The Ethics of Unethical Behaviour

Potential Harvard students might be deterred from fudging their resumes after reading the College application’s clause that “any intentionally inaccurate
By Jessica M. Luna

Potential Harvard students might be deterred from fudging their resumes after reading the College application’s clause that “any intentionally inaccurate information will...be cause for recision of any offer of admission or...revocation of course credit, course grades, and degree.” But has the fine print ever been put into action?

Registrar of the Faculty of Arts and Sciences Barry S. Kane says that he and his colleagues have not dealt with diploma revocation, although it may have happened sometime in Harvard’s history. But if a serious incident of fraud were to occur, Kane thinks the University could act. “One option available to the faculty would be to rescind the awarded degree,” he says.

“This is a very rare situation,” says Harvard College Admissions Director Marlyn McGrath Lewis ’70-’73. What’s the more likely scenario? “For something to change in the record a student has achieved within the time he or she is admitted and the time he or she is enrolled,” she says.

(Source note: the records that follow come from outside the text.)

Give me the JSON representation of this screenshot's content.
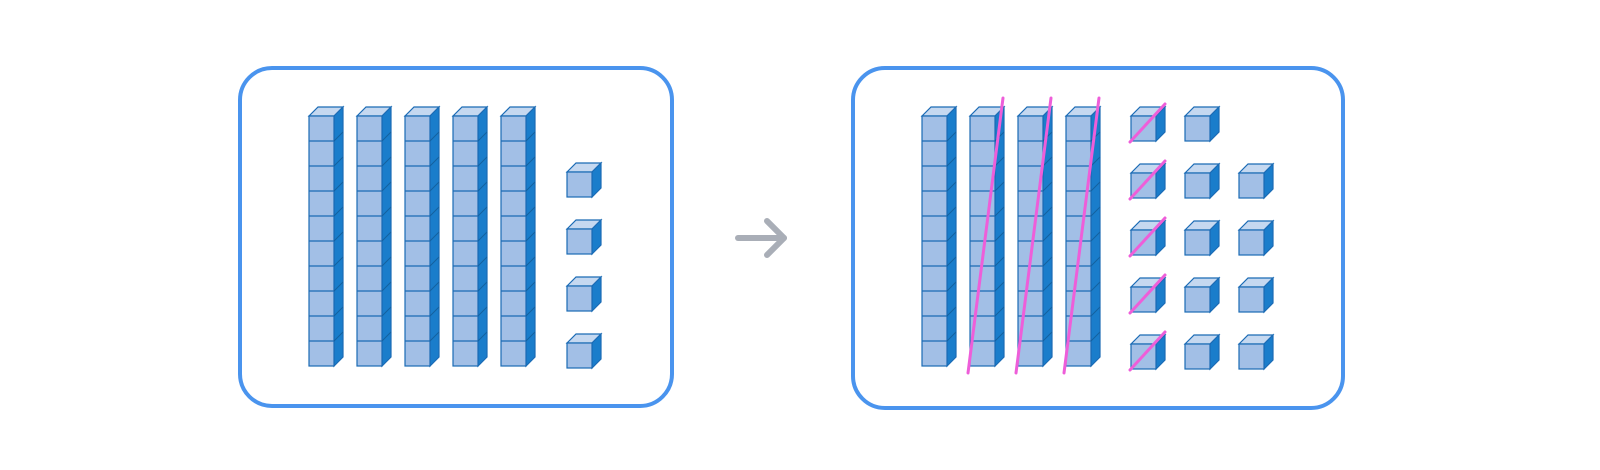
{
  "colors": {
    "panel_border": "#4a94ee",
    "cube_front": "#a2bfe6",
    "cube_top": "#c5d8f0",
    "cube_side": "#1a7dcb",
    "cube_edge": "#1b6bb5",
    "strike": "#ee5ed9",
    "arrow": "#a9aeb7"
  },
  "before": {
    "tens_rods": 5,
    "ones_cubes": 4
  },
  "after": {
    "tens_rods": 4,
    "tens_rods_crossed_out": 3,
    "ones_cubes": 14,
    "ones_cubes_crossed_out": 5
  },
  "icons": {
    "transition": "right-arrow-icon"
  }
}
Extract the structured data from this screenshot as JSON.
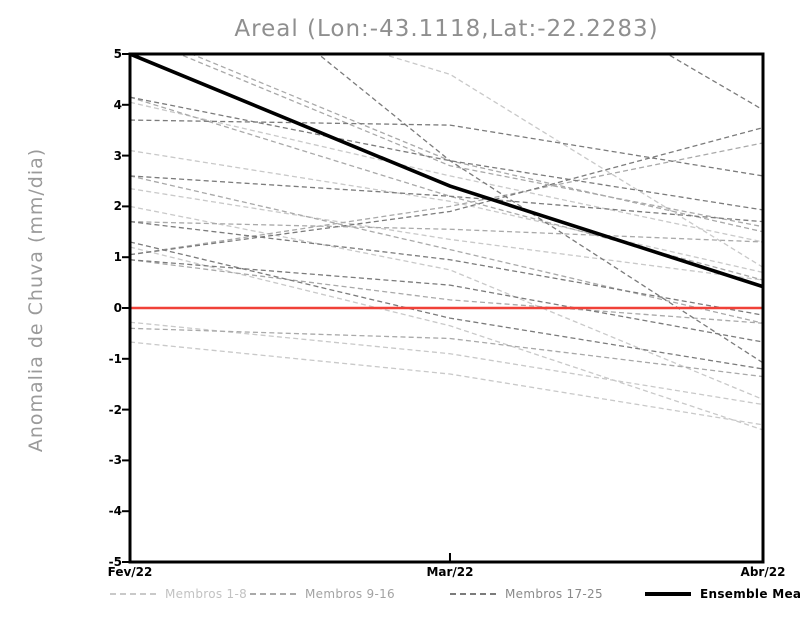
{
  "title": "Areal (Lon:-43.1118,Lat:-22.2283)",
  "chart_data": {
    "type": "line",
    "title": "Areal (Lon:-43.1118,Lat:-22.2283)",
    "xlabel": "",
    "ylabel": "Anomalia de Chuva (mm/dia)",
    "x_categories": [
      "Fev/22",
      "Mar/22",
      "Abr/22"
    ],
    "x_positions": [
      0,
      0.5055,
      1
    ],
    "ylim": [
      -5,
      5
    ],
    "y_ticks": [
      5,
      4,
      3,
      2,
      1,
      0,
      -1,
      -2,
      -3,
      -4,
      -5
    ],
    "grid": false,
    "legend_position": "bottom",
    "zero_line": {
      "value": 0,
      "color": "#f04138"
    },
    "series_groups": [
      {
        "name": "Membros 1-8",
        "color": "#c9c9c9",
        "style": "dashed",
        "members": [
          [
            6.5,
            4.6,
            0.8
          ],
          [
            4.05,
            2.6,
            1.3
          ],
          [
            3.1,
            2.1,
            0.7
          ],
          [
            2.35,
            1.35,
            0.55
          ],
          [
            2.0,
            0.75,
            -1.8
          ],
          [
            1.2,
            -0.35,
            -2.4
          ],
          [
            -0.28,
            -0.9,
            -1.9
          ],
          [
            -0.67,
            -1.3,
            -2.3
          ]
        ]
      },
      {
        "name": "Membros 9-16",
        "color": "#a9a9a9",
        "style": "dashed",
        "members": [
          [
            5.5,
            2.9,
            1.5
          ],
          [
            5.4,
            2.8,
            1.6
          ],
          [
            4.15,
            2.2,
            0.55
          ],
          [
            1.7,
            1.55,
            1.3
          ],
          [
            1.05,
            2.0,
            3.25
          ],
          [
            0.95,
            0.16,
            -0.3
          ],
          [
            -0.4,
            -0.6,
            -1.35
          ],
          [
            2.6,
            1.15,
            -0.3
          ]
        ]
      },
      {
        "name": "Membros 17-25",
        "color": "#7b7b7b",
        "style": "dashed",
        "members": [
          [
            3.7,
            3.6,
            2.6
          ],
          [
            4.15,
            2.9,
            1.93
          ],
          [
            8.0,
            2.9,
            -1.08
          ],
          [
            5.5,
            7.5,
            3.9
          ],
          [
            1.05,
            1.9,
            3.55
          ],
          [
            1.7,
            0.95,
            -0.14
          ],
          [
            0.95,
            0.45,
            -0.67
          ],
          [
            1.3,
            -0.2,
            -1.2
          ],
          [
            2.6,
            2.2,
            1.7
          ]
        ]
      }
    ],
    "ensemble_mean": {
      "name": "Ensemble Mean",
      "color": "#000000",
      "values": [
        5.0,
        2.4,
        0.42
      ]
    }
  },
  "legend": {
    "items": [
      {
        "label": "Membros 1-8",
        "color": "#c9c9c9",
        "style": "dashed"
      },
      {
        "label": "Membros 9-16",
        "color": "#a9a9a9",
        "style": "dashed"
      },
      {
        "label": "Membros 17-25",
        "color": "#7b7b7b",
        "style": "dashed"
      },
      {
        "label": "Ensemble Mean",
        "color": "#000000",
        "style": "solid"
      }
    ]
  }
}
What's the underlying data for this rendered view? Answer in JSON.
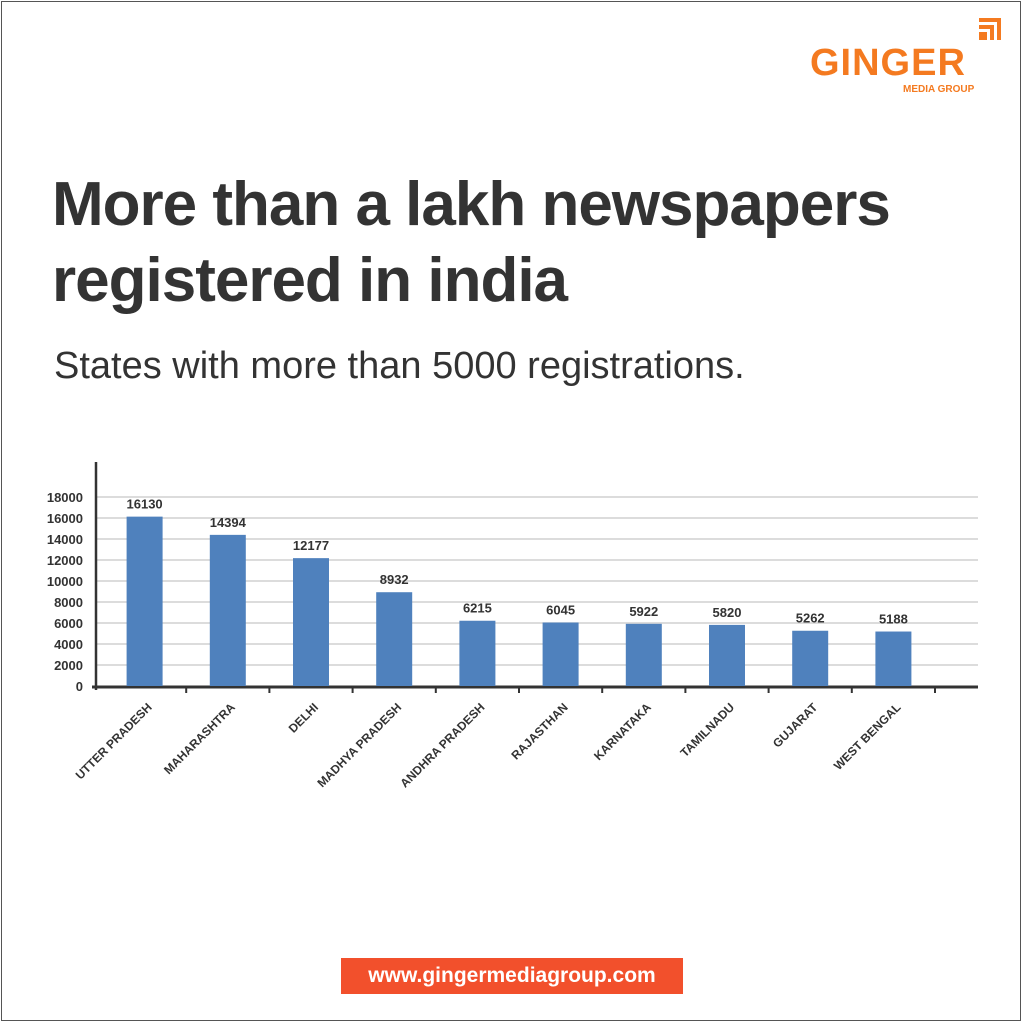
{
  "logo": {
    "name": "GINGER",
    "sub": "MEDIA GROUP",
    "color": "#f47a20"
  },
  "title_line1": "More than a lakh newspapers",
  "title_line2": "registered in india",
  "subtitle": "States with more than 5000 registrations.",
  "footer_url": "www.gingermediagroup.com",
  "chart_data": {
    "type": "bar",
    "categories": [
      "UTTER PRADESH",
      "MAHARASHTRA",
      "DELHI",
      "MADHYA PRADESH",
      "ANDHRA PRADESH",
      "RAJASTHAN",
      "KARNATAKA",
      "TAMILNADU",
      "GUJARAT",
      "WEST BENGAL"
    ],
    "values": [
      16130,
      14394,
      12177,
      8932,
      6215,
      6045,
      5922,
      5820,
      5262,
      5188
    ],
    "data_labels": [
      "16130",
      "14394",
      "12177",
      "8932",
      "6215",
      "6045",
      "5922",
      "5820",
      "5262",
      "5188"
    ],
    "yticks": [
      "0",
      "2000",
      "4000",
      "6000",
      "8000",
      "10000",
      "12000",
      "14000",
      "16000",
      "18000"
    ],
    "ylim": [
      0,
      18000
    ],
    "grid": true,
    "bar_color": "#4f81bd"
  }
}
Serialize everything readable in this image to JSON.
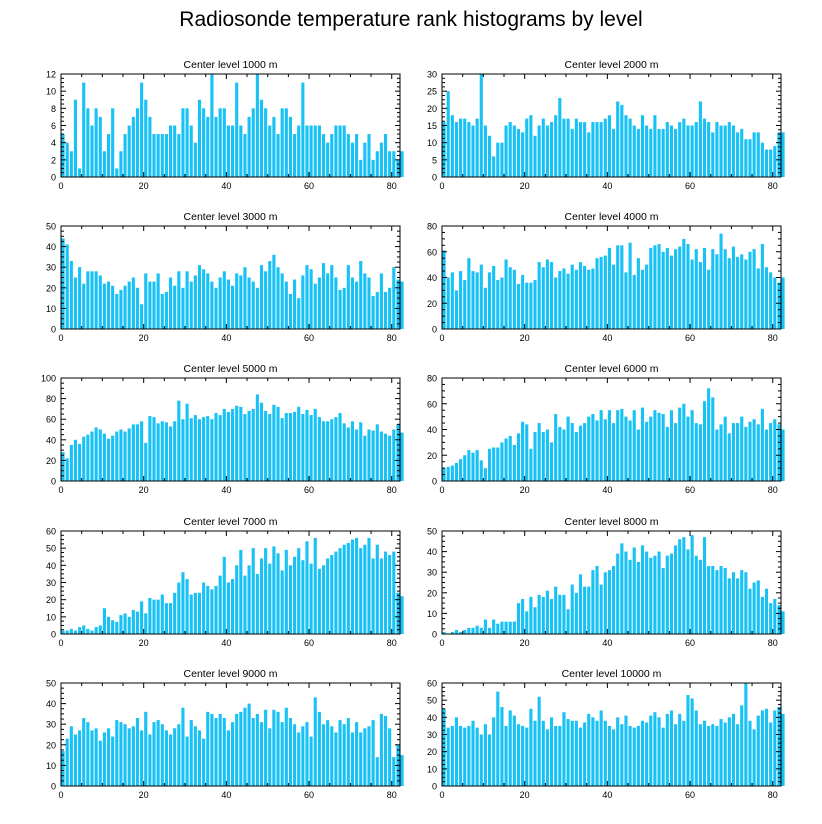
{
  "page": {
    "title": "Radiosonde temperature rank histograms by level"
  },
  "chart_data": [
    {
      "type": "bar",
      "title": "Center level 1000 m",
      "xlim": [
        0,
        82
      ],
      "ylim": [
        0,
        12
      ],
      "xticks": [
        0,
        20,
        40,
        60,
        80
      ],
      "yticks": [
        0,
        2,
        4,
        6,
        8,
        10,
        12
      ],
      "values": [
        5,
        4,
        3,
        9,
        1,
        11,
        8,
        6,
        8,
        7,
        3,
        5,
        8,
        1,
        3,
        5,
        6,
        7,
        8,
        11,
        9,
        7,
        5,
        5,
        5,
        5,
        6,
        6,
        5,
        8,
        8,
        6,
        4,
        9,
        8,
        7,
        12,
        7,
        8,
        8,
        6,
        6,
        11,
        6,
        5,
        7,
        8,
        12,
        9,
        8,
        6,
        7,
        5,
        8,
        8,
        7,
        5,
        6,
        11,
        6,
        6,
        6,
        6,
        5,
        4,
        5,
        6,
        6,
        6,
        5,
        4,
        5,
        2,
        4,
        5,
        2,
        3,
        4,
        5,
        3,
        3,
        2,
        3
      ]
    },
    {
      "type": "bar",
      "title": "Center level 2000 m",
      "xlim": [
        0,
        82
      ],
      "ylim": [
        0,
        30
      ],
      "xticks": [
        0,
        20,
        40,
        60,
        80
      ],
      "yticks": [
        0,
        5,
        10,
        15,
        20,
        25,
        30
      ],
      "values": [
        16,
        25,
        18,
        16,
        17,
        17,
        16,
        15,
        17,
        30,
        15,
        12,
        6,
        10,
        10,
        15,
        16,
        15,
        14,
        13,
        17,
        18,
        12,
        15,
        17,
        15,
        16,
        18,
        23,
        17,
        17,
        14,
        17,
        16,
        16,
        13,
        16,
        16,
        16,
        17,
        18,
        14,
        22,
        21,
        18,
        17,
        15,
        14,
        18,
        15,
        14,
        18,
        14,
        14,
        16,
        15,
        14,
        16,
        17,
        15,
        15,
        16,
        22,
        17,
        16,
        13,
        16,
        15,
        15,
        16,
        15,
        13,
        14,
        11,
        11,
        13,
        13,
        10,
        8,
        8,
        9,
        13,
        13
      ]
    },
    {
      "type": "bar",
      "title": "Center level 3000 m",
      "xlim": [
        0,
        82
      ],
      "ylim": [
        0,
        50
      ],
      "xticks": [
        0,
        20,
        40,
        60,
        80
      ],
      "yticks": [
        0,
        10,
        20,
        30,
        40,
        50
      ],
      "values": [
        44,
        41,
        33,
        25,
        30,
        22,
        28,
        28,
        28,
        26,
        22,
        23,
        21,
        17,
        19,
        21,
        23,
        25,
        20,
        12,
        27,
        23,
        23,
        27,
        17,
        18,
        25,
        21,
        28,
        20,
        28,
        23,
        26,
        31,
        29,
        27,
        23,
        20,
        25,
        28,
        24,
        21,
        27,
        26,
        30,
        25,
        23,
        20,
        31,
        28,
        33,
        36,
        30,
        27,
        23,
        17,
        24,
        15,
        26,
        31,
        29,
        22,
        25,
        32,
        27,
        31,
        25,
        19,
        20,
        31,
        25,
        23,
        33,
        27,
        25,
        16,
        18,
        27,
        18,
        20,
        30,
        24,
        23
      ]
    },
    {
      "type": "bar",
      "title": "Center level 4000 m",
      "xlim": [
        0,
        82
      ],
      "ylim": [
        0,
        80
      ],
      "xticks": [
        0,
        20,
        40,
        60,
        80
      ],
      "yticks": [
        0,
        20,
        40,
        60,
        80
      ],
      "values": [
        61,
        40,
        44,
        30,
        45,
        38,
        55,
        45,
        44,
        50,
        32,
        44,
        49,
        38,
        40,
        54,
        48,
        46,
        35,
        42,
        36,
        36,
        38,
        52,
        48,
        54,
        52,
        40,
        45,
        47,
        43,
        50,
        46,
        52,
        49,
        46,
        47,
        55,
        56,
        57,
        63,
        50,
        65,
        65,
        44,
        67,
        42,
        55,
        46,
        50,
        63,
        65,
        66,
        60,
        63,
        57,
        62,
        64,
        70,
        66,
        54,
        62,
        52,
        63,
        46,
        62,
        58,
        74,
        62,
        55,
        64,
        56,
        58,
        54,
        60,
        62,
        47,
        66,
        48,
        44,
        40,
        36,
        40
      ]
    },
    {
      "type": "bar",
      "title": "Center level 5000 m",
      "xlim": [
        0,
        82
      ],
      "ylim": [
        0,
        100
      ],
      "xticks": [
        0,
        20,
        40,
        60,
        80
      ],
      "yticks": [
        0,
        20,
        40,
        60,
        80,
        100
      ],
      "values": [
        28,
        22,
        35,
        40,
        36,
        43,
        45,
        48,
        52,
        50,
        46,
        41,
        44,
        48,
        50,
        48,
        51,
        55,
        55,
        58,
        37,
        63,
        62,
        56,
        58,
        57,
        53,
        58,
        78,
        60,
        75,
        61,
        64,
        60,
        62,
        63,
        60,
        66,
        64,
        70,
        67,
        70,
        73,
        72,
        65,
        68,
        70,
        84,
        76,
        68,
        65,
        74,
        72,
        61,
        66,
        66,
        67,
        72,
        65,
        69,
        64,
        70,
        62,
        58,
        58,
        60,
        62,
        66,
        56,
        52,
        58,
        50,
        57,
        44,
        50,
        49,
        55,
        48,
        46,
        44,
        50,
        55,
        47
      ]
    },
    {
      "type": "bar",
      "title": "Center level 6000 m",
      "xlim": [
        0,
        82
      ],
      "ylim": [
        0,
        80
      ],
      "xticks": [
        0,
        20,
        40,
        60,
        80
      ],
      "yticks": [
        0,
        20,
        40,
        60,
        80
      ],
      "values": [
        10,
        11,
        12,
        14,
        17,
        20,
        24,
        22,
        24,
        16,
        10,
        25,
        26,
        26,
        30,
        33,
        35,
        28,
        37,
        46,
        44,
        25,
        38,
        45,
        38,
        40,
        30,
        52,
        42,
        40,
        50,
        45,
        38,
        43,
        45,
        50,
        52,
        47,
        55,
        48,
        55,
        45,
        55,
        56,
        50,
        47,
        55,
        40,
        57,
        46,
        50,
        55,
        53,
        52,
        42,
        55,
        45,
        57,
        60,
        50,
        55,
        45,
        44,
        62,
        72,
        65,
        40,
        44,
        50,
        37,
        45,
        45,
        50,
        42,
        46,
        48,
        44,
        56,
        40,
        45,
        48,
        44,
        40
      ]
    },
    {
      "type": "bar",
      "title": "Center level 7000 m",
      "xlim": [
        0,
        82
      ],
      "ylim": [
        0,
        60
      ],
      "xticks": [
        0,
        20,
        40,
        60,
        80
      ],
      "yticks": [
        0,
        10,
        20,
        30,
        40,
        50,
        60
      ],
      "values": [
        2,
        2,
        3,
        2,
        4,
        5,
        3,
        2,
        4,
        5,
        15,
        10,
        8,
        7,
        11,
        12,
        10,
        14,
        13,
        19,
        12,
        21,
        20,
        20,
        23,
        18,
        18,
        24,
        30,
        36,
        32,
        23,
        24,
        24,
        30,
        28,
        26,
        28,
        34,
        45,
        30,
        32,
        40,
        49,
        34,
        40,
        50,
        35,
        44,
        50,
        41,
        51,
        47,
        37,
        49,
        40,
        45,
        50,
        43,
        54,
        41,
        56,
        38,
        40,
        44,
        46,
        48,
        50,
        52,
        53,
        55,
        56,
        50,
        52,
        56,
        44,
        52,
        44,
        48,
        46,
        48,
        24,
        22
      ]
    },
    {
      "type": "bar",
      "title": "Center level 8000 m",
      "xlim": [
        0,
        82
      ],
      "ylim": [
        0,
        50
      ],
      "xticks": [
        0,
        20,
        40,
        60,
        80
      ],
      "yticks": [
        0,
        10,
        20,
        30,
        40,
        50
      ],
      "values": [
        1,
        0,
        1,
        2,
        1,
        2,
        3,
        3,
        4,
        3,
        7,
        3,
        7,
        5,
        6,
        6,
        6,
        6,
        15,
        17,
        11,
        18,
        13,
        19,
        18,
        21,
        17,
        23,
        19,
        19,
        12,
        24,
        20,
        29,
        23,
        23,
        31,
        33,
        24,
        30,
        31,
        33,
        39,
        44,
        40,
        36,
        42,
        35,
        43,
        40,
        37,
        38,
        40,
        32,
        38,
        39,
        43,
        46,
        47,
        41,
        48,
        38,
        36,
        47,
        33,
        33,
        31,
        33,
        32,
        27,
        30,
        27,
        31,
        30,
        22,
        25,
        26,
        18,
        22,
        15,
        17,
        14,
        11
      ]
    },
    {
      "type": "bar",
      "title": "Center level 9000 m",
      "xlim": [
        0,
        82
      ],
      "ylim": [
        0,
        50
      ],
      "xticks": [
        0,
        20,
        40,
        60,
        80
      ],
      "yticks": [
        0,
        10,
        20,
        30,
        40,
        50
      ],
      "values": [
        17,
        23,
        29,
        25,
        27,
        33,
        31,
        27,
        28,
        22,
        26,
        28,
        24,
        32,
        31,
        30,
        28,
        29,
        33,
        27,
        36,
        25,
        31,
        32,
        30,
        27,
        25,
        28,
        30,
        38,
        24,
        32,
        29,
        27,
        23,
        36,
        35,
        33,
        35,
        33,
        27,
        31,
        35,
        36,
        38,
        40,
        33,
        35,
        31,
        37,
        28,
        37,
        36,
        31,
        38,
        33,
        30,
        26,
        29,
        31,
        24,
        43,
        36,
        30,
        32,
        29,
        26,
        32,
        30,
        33,
        26,
        31,
        26,
        28,
        29,
        32,
        14,
        35,
        34,
        28,
        14,
        20,
        15
      ]
    },
    {
      "type": "bar",
      "title": "Center level 10000 m",
      "xlim": [
        0,
        82
      ],
      "ylim": [
        0,
        60
      ],
      "xticks": [
        0,
        20,
        40,
        60,
        80
      ],
      "yticks": [
        0,
        10,
        20,
        30,
        40,
        50,
        60
      ],
      "values": [
        45,
        34,
        35,
        40,
        35,
        34,
        35,
        38,
        34,
        30,
        36,
        30,
        40,
        55,
        46,
        35,
        44,
        41,
        36,
        35,
        34,
        45,
        38,
        52,
        38,
        33,
        40,
        35,
        35,
        43,
        39,
        38,
        38,
        34,
        37,
        42,
        40,
        38,
        44,
        38,
        35,
        33,
        40,
        36,
        41,
        35,
        34,
        35,
        38,
        37,
        41,
        43,
        40,
        34,
        42,
        44,
        36,
        42,
        38,
        53,
        51,
        44,
        36,
        38,
        35,
        36,
        35,
        39,
        37,
        40,
        42,
        36,
        47,
        60,
        38,
        33,
        41,
        44,
        45,
        37,
        44,
        46,
        42
      ]
    }
  ]
}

The admissions decisions can be revoked if something happens after your app is in the mail, though it’s not clear whether an untruthful student would lose his degree after graduating. But what about other skeletons in your closet?

In 1995, the University revoked the admission of a Harvard admit after discovering that she had pled no contest to voluntary manslaughter after allegedly beating her mother to death with a lead candlestick five years earlier.

A creepy example, but a reminder that Harvard knows all.